- Other names: Imploding antrum syndrome
- Specialty: ENT surgery
- Symptoms: facial asymmetry, vision problems, headache
- Diagnostic method: symptoms, CT scan
- Differential diagnosis: sinus atelectasis, congenital sinus hypoplasia
- Treatment: surgery (endoscopic endonasal surgery)
- Frequency: rare, most common in middle age

= Silent sinus syndrome =

Collapse of an air sinus

Silent sinus syndrome is a spontaneous, asymptomatic collapse of an air sinus (usually the maxillary sinus and orbital floor) associated with negative sinus pressures. It can cause painless facial asymmetry, diplopia and enophthalmos. Diagnosis is suspected based on symptoms, and can be confirmed using a CT scan. Treatment is surgical involving making an outlet for mucous drainage from the obstructed sinus, and, in some cases, paired with reconstruction of the orbital floor. It is slightly more common in middle age.

== Signs and symptoms ==
Silent sinus syndrome can cause facial asymmetry (usually without pain), and vision problems (such as diplopia and enophthalmos). It may also cause headaches, and a feeling of fullness in the nose.

== Mechanism ==
Silent sinus syndrome most often affects the maxillary sinus, usually with a collapse of the orbital floor. It may also affect the frontal sinus or the ethmoid sinus. When the maxillary sinus is involved, the inferior oblique muscle may be damaged.

The cause of silent sinus syndrome is not well understood. Bacteria in the maxillary sinus may be involved. The connection to the nose may be blocked. This can create negative pressure in the sinus, as secretions are reabsorbed.

Risk factors for silent sinus syndrome include any anatomic condition causing obstruction of the maxillary ostium, such as ipsilateral nasal septum deviation, ipsilateral laterally deviated middle turbinate, and narrowed infundibulum.

== Diagnosis ==
Silent sinus syndrome is first suspected based on symptoms. A CT scan can be used to confirm a diagnosis. This can have characteristic features, including maxillary sinus outlet obstruction, sinus opacification, and sinus volume loss caused by inward retraction of the sinus walls.

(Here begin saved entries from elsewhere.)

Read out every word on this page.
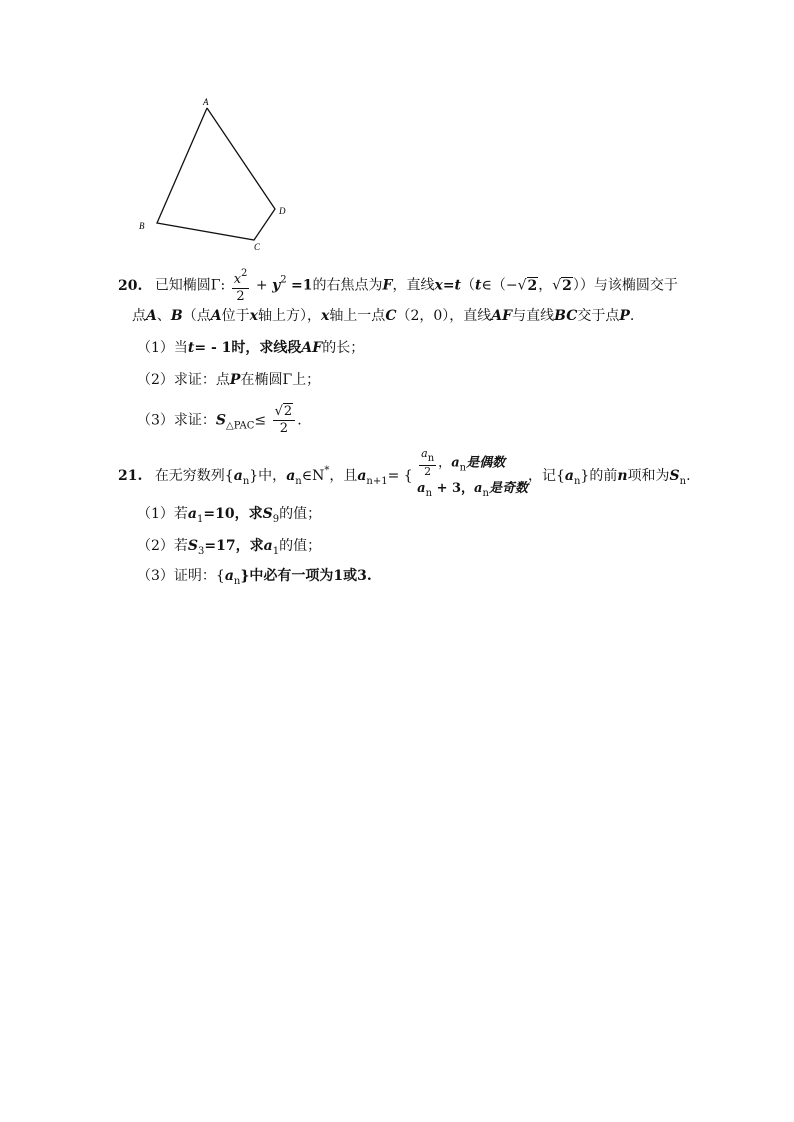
A
B
C
D
20. 已知椭圆Γ: $\frac{x^2}{2} + y^2 =1$的右焦点为F，直线x=t（t∈（−√2，√2））与该椭圆交于
点A、B（点A位于x轴上方），x轴上一点C（2，0），直线AF与直线BC交于点P.
（1）当t= - 1时，求线段AF的长；
（2）求证：点P在椭圆Γ上；
（3）求证：$S_{\triangle PAC}\le \frac{√2}{2}$ .
21. 在无穷数列$\{a_n\}$中，$a_n\in N^*$，且$a_{n+1}=$ { $\frac{an}{2}$ ，$a_n$是偶数
$a_n + 3$，$a_n$是奇数
，记$\{a_n\}$的前n项和为$S_n$.
（1）若$a_1=10$，求$S_9$的值；
（2）若$S_3=17$，求$a_1$的值；
（3）证明：$\{a_n\}$中必有一项为1或3.
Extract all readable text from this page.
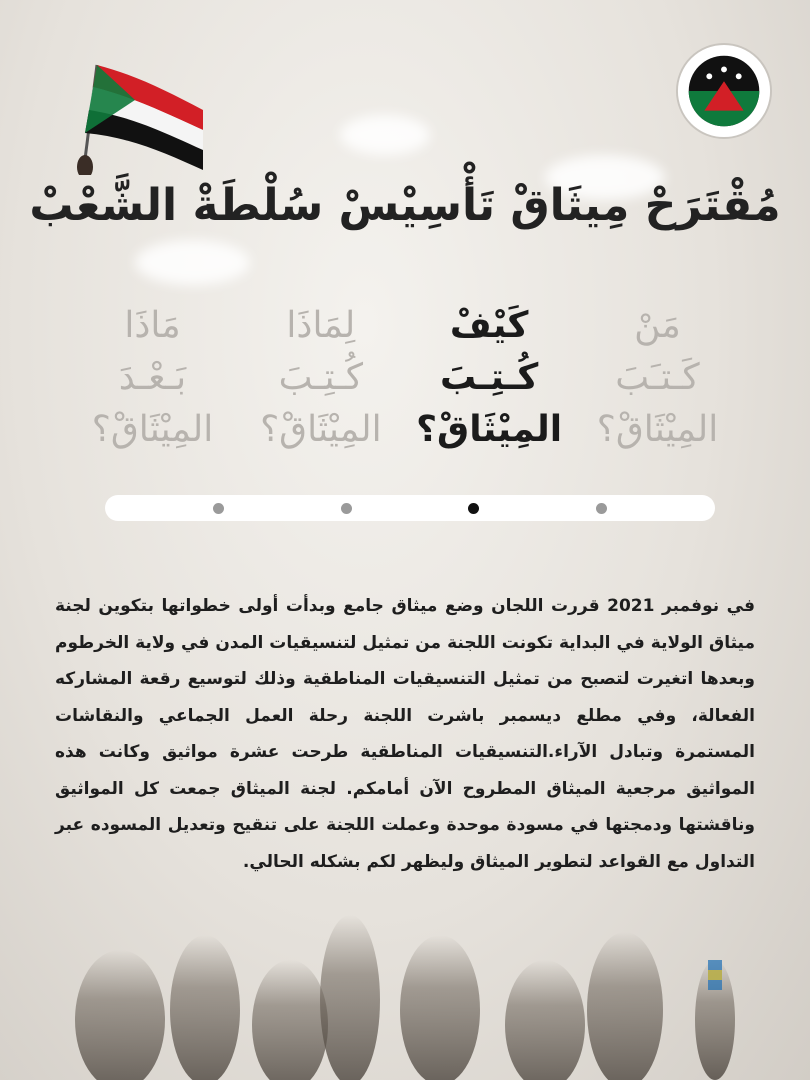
مُقْتَرَحْ مِيثَاقْ تَأْسِيْسْ سُلْطَةْ الشَّعْبْ
مَنْ
كَـتـَبَ
المِيْثَاقْ؟
كَيْفْ
كُـتِـبَ
المِيْثَاقْ؟
لِمَاذَا
كُـتِـبَ
المِيْثَاقْ؟
مَاذَا
بَـعْـدَ
المِيْثَاقْ؟
في نوفمبر 2021 قررت اللجان وضع ميثاق جامع وبدأت أولى خطواتها بتكوين لجنة ميثاق الولاية في البداية تكونت اللجنة من تمثيل لتنسيقيات المدن في ولاية الخرطوم وبعدها اتغيرت لتصبح من تمثيل التنسيقيات المناطقية وذلك لتوسيع رقعة المشاركه الفعالة، وفي مطلع ديسمبر باشرت اللجنة رحلة العمل الجماعي والنقاشات المستمرة وتبادل الآراء.التنسيقيات المناطقية طرحت عشرة مواثيق وكانت هذه المواثيق مرجعية الميثاق المطروح الآن أمامكم. لجنة الميثاق جمعت كل المواثيق وناقشتها ودمجتها في مسودة موحدة وعملت اللجنة على تنقيح وتعديل المسوده عبر التداول مع القواعد لتطوير الميثاق وليظهر لكم بشكله الحالي.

=== Differential diagnosis ===
Silent sinus syndrome is a subtype of stage three chronic maxillary atelectasis. The distinguishing factor is that in silent sinus syndrome, there is an absence of sinusitis symptoms. To be clear, chronic maxillary sinusitis may be a primary causitive factor in a significant number of silent sinus syndrome cases, it just may be asymptomatic. Silent sinus syndrome also must be distinguished from maxillary sinus hypoplasia, which is congenital.

== Treatment ==
Silent sinus syndrome is usually treated with surgery. The first stage involves restoring sinus function, most often by performing an endoscopic uncinectomy (removal of uncinate process) and maxillary antrostomy. The second stage, if needed, involves reconstruction of the orbital floor. While some clinics perform the two stages simultaneously, most authorities recommend waiting a minimum of 6 or as many as 18 months, as spontaneous remodeling of the orbital floor after the sinus repair will occur in many if not most cases. Any prolapsed contents (such as those from the orbit) must be put back in place, though this is a rare occurrence in an already rare syndrome. If the inferior oblique muscle is damaged, it may be partially removed (known as myectomy). Mucus and secretions must be drained from the sinus. Earlier treatment has better outcomes.

== Epidemiology ==
Silent sinus syndrome is fairly rare. It can occur at any age, but is slightly more common in middle-aged people. It occurs equally in sinuses on each side of the face.

== History ==
Silent sinus syndrome was first described in 1964.